We arrived as the red African sun stabbed itself on the silhouettes of distant palm trees. The evening had come, and the cool ocean night breeze had returned to the island, giving that slightly salty smell that reminds one of holidays.

Outside the lounge, the streets were lined with huge SUVs, sleek and long black cars and groups of fat young men slowly strolled into the entrance, car keys prominently dangling from their hands.

We got to talking, and Richard told me what he had done since we finished university. Though he had studied Computer Science, same as I had, when he got back, he had found it a bit difficult to actually successfully do software development. The electricity kept going off and internet access was very expensive and slow. So he decided to start an IT training center, and from there branch off into other fields.

It was obvious he had become very successful. Success always interests me, and I asked him how he did it. He grinned that familiar grin I knew well, and pulled out something from his back pocket. It was a small a frayed book. I looked at it to decipher the title – “The art of war”. I looked up at him, quite disappointed. What a cliche!

“It’s not what you think, Max”, he said, holding on to a half empty glass of whiskey. “This book has an insight in it that’s not in the pages.”

“When I first read this book, shortly after coming back from Germany, I thought I would be able to apply the knowledge in there. But the information in there was completely abstract and irrelevant to my desire to start a software company. There was no overlap. I was looking for ideas, and this book was telling me about how fight a war against an enemy. But then, I made a realization.”

“It’s really difficult to sit down, come up with an idea and then work on that idea without any goal or clear end-point. An idea is a vague beast, you are not sure if it is good or bad, and when you are working on it, the waves of doubt are going to creep up on you.”

“This book, “the art of war” is about strategy, but all the strategy is about how to defeat other people. It all makes sense, it calls out to something primal in us. We are men, we are creatures of battle, we want to lock horns with the alpha animal and dominate.”

“But when you work on an idea you came up with yourself, your life is not like that. There is no enemy, apart from that vague and shifting demon called doubt. Your greatest enemy is yourself, your fear, you uncertainty, your doubt. So it’s all very hard.”

“What this book showed my is that you need an enemy. You need someone to battle against, someone that you can crow at when the battle is won. When you have someone battling against you, it solidifies your position, it motivates you, it enrages you. It’s war after all, and that’s one thing humans are naturally good at.”

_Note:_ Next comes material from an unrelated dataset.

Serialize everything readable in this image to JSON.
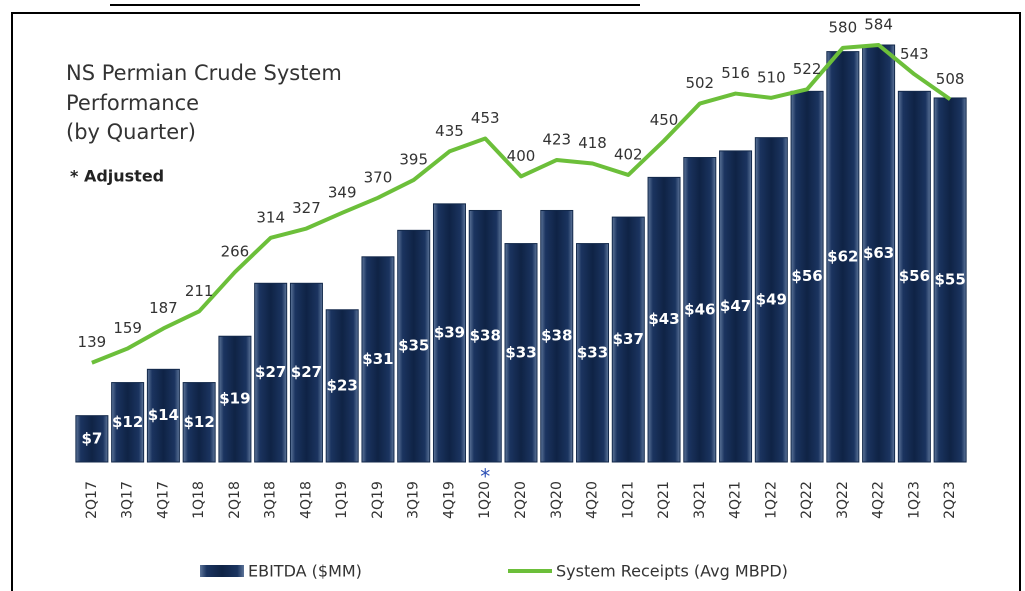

“So I knew that to be successful, I needed an enemy. I needed someone to do battle against, someone I was working against.”

“And so I learnt to copy and steal. Copying an idea from someone, trying to play catch-up to someone, looking at a persons implementation and making it better and more effective gives you that enemy that you need.”

“And besides, that person has does the research. He has found out how it all works.”

“To make my first business, I walked into an IT training center and studied Java for a month with them. I took photos of the place, I questioned all the students, I discovered how much salary the teachers were paid. Then I found a better location, made a nicer place and offered his teachers 10% higher salary.”

“Yes, the owner of the training center was pissed off and vowed to destroy me, but that’s what I wanted. I wanted him to be my enemy, because then I could use this book to battle him. I could win, and in winning, satisfy myself.”

“I drove him out of business, and I repeated the same process with my second business, a hotel. Since then, I’ve been doing that – I find a successful business, I discover as much as possible about it, re-implement it all, then battle them for supremacy.”

“War is fun, Max. Start battles against others by copying and stealing what they are doing – it gives you a clear and primal goal to work towards.”

Later that night, we drove back to the hotel in his expensive SUV. He dropped me off at my hotel, gave me that firm handshake of a confident and successful man, and I went off and slept to the creak of the slowly spinning ceiling fan.